Blood travels throughout your body on a highway of sorts. Arteries transport oxygen-rich blood from your heart to the rest of your body; veins return oxygen-depleted blood back to your heart. Like a car accident, an abdominal aortic aneurysm (AAA) can disrupt this normal flow. Screening for this potentially fatal condition may save your life.
Your arteries have thick, flexible walls designed to handle the force of normal blood pressure. But they can become weakened. If they do, you may develop an aneurysm — a bulge in the artery wall. If that bulge grows too big, it may rupture, causing a life-threatening situation.
An aneurysm can develop in any artery. But an AAA forms in the lower part of your aorta, the largest artery in your body. The aorta extends from your chest down into your abdomen. It carries blood to smaller arteries that support your lower extremities.
Men are more prone to AAAs, particularly past or present smokers older than age 65. Some people are born with the condition. Most often, though, an AAA is the result of atherosclerosis, when the artery walls harden because of too much cholesterol or other fats in your blood. Other common contributors: an older age and high blood pressure.
Screening for a silent killer
An AAA rarely causes symptoms — until it bursts. When it bursts, or ruptures, you may feel a sudden, severe pain in your abdomen or lower back. Once that happens, you could die from internal bleeding.
Screening can help detect an AAA before it ruptures. Experts currently recommend that only men ages 65 to 75 who have ever smoked undergo AAA screening. But a recent review of past research suggests that all men ages 50 to 80 may benefit from this testing. One study that followed more than 67,000 men for more than a decade found those who were screened were 50% less likely to die from an AAA.
To screen for an AAA, a doctor uses ultrasound, a test that sends sound waves through your abdomen and converts them to an image on a computer screen. With this picture, your doctor can see if you have an aneurysm. Depending on the aneurysm's size, treatment may include a watch-and-wait approach, medication, or surgery.
Insurance companies don't always cover testing for an AAA. Talk with your doctor to check if screening makes sense for you.

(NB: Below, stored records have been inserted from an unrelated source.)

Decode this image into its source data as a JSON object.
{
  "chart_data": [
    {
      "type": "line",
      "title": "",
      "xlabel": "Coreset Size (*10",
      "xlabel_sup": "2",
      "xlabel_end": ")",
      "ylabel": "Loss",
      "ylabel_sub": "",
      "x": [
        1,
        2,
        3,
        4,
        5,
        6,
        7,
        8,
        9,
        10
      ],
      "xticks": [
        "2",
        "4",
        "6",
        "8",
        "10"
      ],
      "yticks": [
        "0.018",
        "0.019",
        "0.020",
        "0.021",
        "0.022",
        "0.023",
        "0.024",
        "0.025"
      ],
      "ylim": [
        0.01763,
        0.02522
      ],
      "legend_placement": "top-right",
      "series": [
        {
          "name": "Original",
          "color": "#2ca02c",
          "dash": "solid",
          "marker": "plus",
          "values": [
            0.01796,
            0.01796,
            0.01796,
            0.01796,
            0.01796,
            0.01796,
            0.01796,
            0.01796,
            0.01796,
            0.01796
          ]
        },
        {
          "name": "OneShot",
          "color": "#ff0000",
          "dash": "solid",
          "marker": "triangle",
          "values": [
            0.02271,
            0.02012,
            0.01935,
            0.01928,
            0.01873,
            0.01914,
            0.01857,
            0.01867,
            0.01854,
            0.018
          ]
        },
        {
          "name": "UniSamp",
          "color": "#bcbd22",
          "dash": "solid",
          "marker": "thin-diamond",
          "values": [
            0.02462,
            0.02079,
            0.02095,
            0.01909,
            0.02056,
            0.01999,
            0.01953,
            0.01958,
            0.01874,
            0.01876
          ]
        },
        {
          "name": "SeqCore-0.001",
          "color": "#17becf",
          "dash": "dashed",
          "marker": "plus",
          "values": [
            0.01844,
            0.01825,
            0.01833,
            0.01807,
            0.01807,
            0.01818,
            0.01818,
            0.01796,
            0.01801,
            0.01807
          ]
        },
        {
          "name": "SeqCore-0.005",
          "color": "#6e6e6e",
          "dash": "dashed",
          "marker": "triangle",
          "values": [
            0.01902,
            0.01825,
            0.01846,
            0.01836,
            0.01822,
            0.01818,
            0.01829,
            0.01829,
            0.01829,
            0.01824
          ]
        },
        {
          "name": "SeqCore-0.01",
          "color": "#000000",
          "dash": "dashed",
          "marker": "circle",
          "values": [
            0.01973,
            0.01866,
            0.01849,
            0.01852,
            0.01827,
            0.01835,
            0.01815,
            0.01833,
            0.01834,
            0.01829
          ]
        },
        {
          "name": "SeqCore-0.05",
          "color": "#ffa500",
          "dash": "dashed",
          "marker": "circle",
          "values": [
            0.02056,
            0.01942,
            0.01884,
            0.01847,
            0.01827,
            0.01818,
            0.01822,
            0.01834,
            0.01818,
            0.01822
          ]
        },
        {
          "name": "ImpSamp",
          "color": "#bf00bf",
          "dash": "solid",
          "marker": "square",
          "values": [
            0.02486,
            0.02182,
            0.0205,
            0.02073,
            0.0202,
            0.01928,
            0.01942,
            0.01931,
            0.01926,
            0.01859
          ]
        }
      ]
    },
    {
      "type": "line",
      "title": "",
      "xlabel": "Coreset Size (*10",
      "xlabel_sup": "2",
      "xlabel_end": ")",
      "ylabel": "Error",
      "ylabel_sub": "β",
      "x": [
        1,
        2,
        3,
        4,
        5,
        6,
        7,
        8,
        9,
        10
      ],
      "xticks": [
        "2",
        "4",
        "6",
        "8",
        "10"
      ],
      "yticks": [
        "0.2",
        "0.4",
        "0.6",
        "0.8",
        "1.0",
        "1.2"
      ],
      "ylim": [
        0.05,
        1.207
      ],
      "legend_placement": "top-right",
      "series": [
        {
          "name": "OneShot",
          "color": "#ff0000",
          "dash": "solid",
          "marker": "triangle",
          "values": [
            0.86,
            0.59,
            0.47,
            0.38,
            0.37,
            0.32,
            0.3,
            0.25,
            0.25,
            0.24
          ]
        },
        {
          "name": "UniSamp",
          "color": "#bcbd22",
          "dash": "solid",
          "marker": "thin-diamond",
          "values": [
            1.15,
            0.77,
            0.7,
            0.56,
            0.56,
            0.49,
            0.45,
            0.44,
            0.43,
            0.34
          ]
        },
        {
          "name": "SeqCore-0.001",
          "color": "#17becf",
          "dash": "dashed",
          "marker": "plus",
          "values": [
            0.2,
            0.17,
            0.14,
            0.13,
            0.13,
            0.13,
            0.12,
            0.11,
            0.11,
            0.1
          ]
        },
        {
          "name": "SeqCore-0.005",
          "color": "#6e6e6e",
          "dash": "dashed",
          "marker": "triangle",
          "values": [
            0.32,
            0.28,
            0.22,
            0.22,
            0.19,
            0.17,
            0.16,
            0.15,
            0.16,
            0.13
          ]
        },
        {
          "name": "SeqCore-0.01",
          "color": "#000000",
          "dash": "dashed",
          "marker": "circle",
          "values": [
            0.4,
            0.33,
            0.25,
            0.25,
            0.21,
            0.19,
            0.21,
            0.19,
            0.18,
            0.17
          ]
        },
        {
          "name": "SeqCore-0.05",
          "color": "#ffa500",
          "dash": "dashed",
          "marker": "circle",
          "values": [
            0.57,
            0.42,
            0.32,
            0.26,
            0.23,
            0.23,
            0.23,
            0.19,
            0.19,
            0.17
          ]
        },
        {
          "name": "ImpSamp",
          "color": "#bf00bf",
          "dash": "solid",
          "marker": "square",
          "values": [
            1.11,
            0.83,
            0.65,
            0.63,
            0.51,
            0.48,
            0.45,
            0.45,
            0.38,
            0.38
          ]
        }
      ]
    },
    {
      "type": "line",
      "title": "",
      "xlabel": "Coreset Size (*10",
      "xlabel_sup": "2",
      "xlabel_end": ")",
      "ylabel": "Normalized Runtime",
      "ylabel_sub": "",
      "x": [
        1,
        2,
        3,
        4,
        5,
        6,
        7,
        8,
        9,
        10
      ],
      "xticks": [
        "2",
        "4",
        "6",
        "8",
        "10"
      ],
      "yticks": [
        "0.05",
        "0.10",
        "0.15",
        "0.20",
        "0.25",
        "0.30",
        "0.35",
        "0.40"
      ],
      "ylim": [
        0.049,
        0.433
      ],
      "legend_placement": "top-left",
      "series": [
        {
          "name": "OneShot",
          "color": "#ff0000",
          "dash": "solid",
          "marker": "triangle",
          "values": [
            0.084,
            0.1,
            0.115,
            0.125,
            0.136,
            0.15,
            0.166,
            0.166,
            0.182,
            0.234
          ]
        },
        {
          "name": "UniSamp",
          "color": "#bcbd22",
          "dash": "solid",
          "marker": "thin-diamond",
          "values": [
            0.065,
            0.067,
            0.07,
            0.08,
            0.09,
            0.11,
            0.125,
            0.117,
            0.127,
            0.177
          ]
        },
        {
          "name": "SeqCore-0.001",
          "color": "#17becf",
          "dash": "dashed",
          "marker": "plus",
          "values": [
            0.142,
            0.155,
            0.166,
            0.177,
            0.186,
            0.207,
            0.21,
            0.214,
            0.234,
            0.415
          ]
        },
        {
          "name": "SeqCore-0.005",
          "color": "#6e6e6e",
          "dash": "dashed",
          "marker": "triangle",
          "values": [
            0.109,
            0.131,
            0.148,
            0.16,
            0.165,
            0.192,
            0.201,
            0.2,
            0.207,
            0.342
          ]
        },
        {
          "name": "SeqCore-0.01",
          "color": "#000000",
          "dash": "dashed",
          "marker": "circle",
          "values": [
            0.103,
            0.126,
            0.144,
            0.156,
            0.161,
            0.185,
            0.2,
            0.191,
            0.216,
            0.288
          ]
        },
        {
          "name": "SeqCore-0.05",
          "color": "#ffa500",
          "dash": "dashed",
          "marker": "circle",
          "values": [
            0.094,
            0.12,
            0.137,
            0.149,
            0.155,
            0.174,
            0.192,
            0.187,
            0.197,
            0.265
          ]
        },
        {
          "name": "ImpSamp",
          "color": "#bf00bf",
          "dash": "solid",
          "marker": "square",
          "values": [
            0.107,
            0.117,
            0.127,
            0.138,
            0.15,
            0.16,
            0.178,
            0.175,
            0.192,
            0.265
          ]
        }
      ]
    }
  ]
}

You should consider it if you have a family history of aneurysms, if you are a smoker, or if you have a condition that may weaken artery walls, such as high blood pressure.
Watch this video to learn more about AAAs.
Fruit May Help Fight AAAs
A fruit-filled diet may help lower the risk for abdominal aortic aneurysms (AAAs). That’s the finding of a study in the journal Circulation. Researchers asked more than 80,000 people how much fruits and vegetables they ate. They then tracked the health of those participants for more than 13 years. Those who ate the most fruit were 25 percent less likely to develop an AAA.
You can lower your risk with other heart-healthy measures, too. Most important, if you smoke, stop. Regular exercise and a healthy diet can also help prevent aneurysms and other heart-related conditions, such as high blood pressure.